O grande salto de fé ocorreu nas cenas mais tensas do filme, onde Nyong’o não tinha um parceiro de cena. “Como eu estava interpretando o herói e o vilão, enquanto eu preparava minha ação, eu tive que bancar minha reação para que eu pudesse fazê-lo no dia seguinte”, diz ela. “Isso teve um foco que estava esgotando. Eu nunca tive meu parceiro de cena lá. Uma das alegrias de ser ator é apenas o relacionamento com outro ser humano em que você joga uma bola, e a outra pessoa a joga de volta e inspira algo em você. Eles mudam sua química. Torna-se essa troca humana. Torna-se uma coisa viva, respirante. Eu tive que criar isso na minha própria ausência.

Um sucesso de bilheteria como Us não é necessariamente o lugar em que Nyong’o espera fazer sua próxima grande reivindicação de prêmios. Sua estréia no cinema em 12 Years a Slave de 2013 foi uma espécie de história da Cinderela – uma desconhecida reconhecida pelo poder absoluto de seu trabalho, em um importante drama social que continuaria a fazer história no Oscar. (Ela também ganhou um Oscar de Melhor Atriz Coadjuvante.) Desde então, ela se expandiu para explorar sua arte em filmes populares; no ano passado, em Black Panther alcançou seu sucesso inovador na indicação de Melhor Filme, e agora para Us, ela está equilibrando a campanha com a paixão duradoura de seus fãs.

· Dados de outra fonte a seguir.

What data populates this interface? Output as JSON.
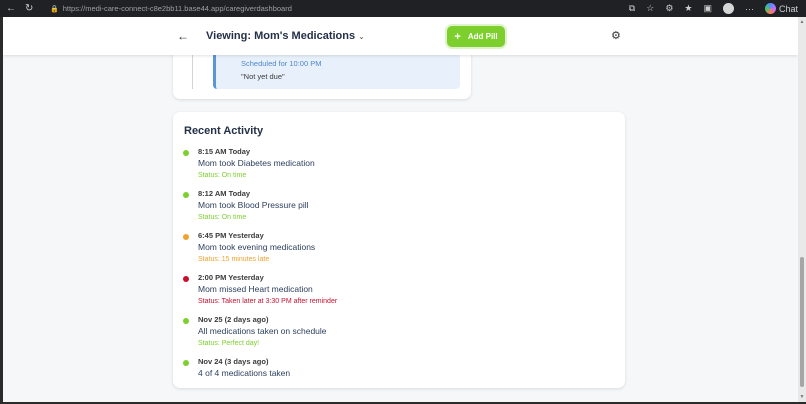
{
  "browser": {
    "url": "https://medi-care-connect-c8e2bb11.base44.app/caregiverdashboard",
    "chat_label": "Chat"
  },
  "header": {
    "title": "Viewing: Mom's Medications",
    "add_button_label": "Add Pill"
  },
  "upper_card": {
    "scheduled": "Scheduled for 10:00 PM",
    "note": "\"Not yet due\""
  },
  "activity": {
    "title": "Recent Activity",
    "items": [
      {
        "time": "8:15 AM Today",
        "description": "Mom took Diabetes medication",
        "status": "Status: On time",
        "color": "#7ccf2c"
      },
      {
        "time": "8:12 AM Today",
        "description": "Mom took Blood Pressure pill",
        "status": "Status: On time",
        "color": "#7ccf2c"
      },
      {
        "time": "6:45 PM Yesterday",
        "description": "Mom took evening medications",
        "status": "Status: 15 minutes late",
        "color": "#f0a22e"
      },
      {
        "time": "2:00 PM Yesterday",
        "description": "Mom missed Heart medication",
        "status": "Status: Taken later at 3:30 PM after reminder",
        "color": "#c8102e"
      },
      {
        "time": "Nov 25 (2 days ago)",
        "description": "All medications taken on schedule",
        "status": "Status: Perfect day!",
        "color": "#7ccf2c"
      },
      {
        "time": "Nov 24 (3 days ago)",
        "description": "4 of 4 medications taken",
        "status": "",
        "color": "#7ccf2c"
      }
    ]
  },
  "colors": {
    "accent_green": "#7ccf2c",
    "status_ok": "#7ccf2c",
    "status_late": "#f0a22e",
    "status_missed": "#c8102e",
    "title_navy": "#243047"
  }
}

Quando terminamos de fazer o Us, fui até a Jordânia e disse duas coisas: não quero ouvir sobre o Us 2, número um“, lembra ela. “Dois, nunca mais vou colocar aquele macacão vermelho novamente.” E, no entanto! Pouco antes de nossa conversa, Nyong’o participou da experiência de Halloween Horror Nights do filme no Universal Studios, mostrando-se totalmente no personagem e chocando os visitantes que passavam. “Eu nem sabia que essas coisas existiam!“, Ela brinca. “Vestir [o macacão] e surpreender os visitantes desavisados ​​da casa foi muito divertido – uma experiência única na vida. Eu amo amar o meu trabalho o suficiente para brincar com ele. Porque meu trabalho é divertido.”

E enquanto Nyong’o está pronta para voltar ao “bom e velho drama” – seu “ponto ideal” – como ela chama – ela está abraçando esse momento de visibilidade, principalmente porque é para projetos tão impactantes. “Quando imaginei minha vida como atriz, imaginei um trabalho diferente“, diz ela. “Trabalho que muda a narrativa…. São filmes que estão mudando a narrativa, empurrando a agulha. Revitalizar o potencial do trabalho desta indústria. Eu amo fazer parte disso “.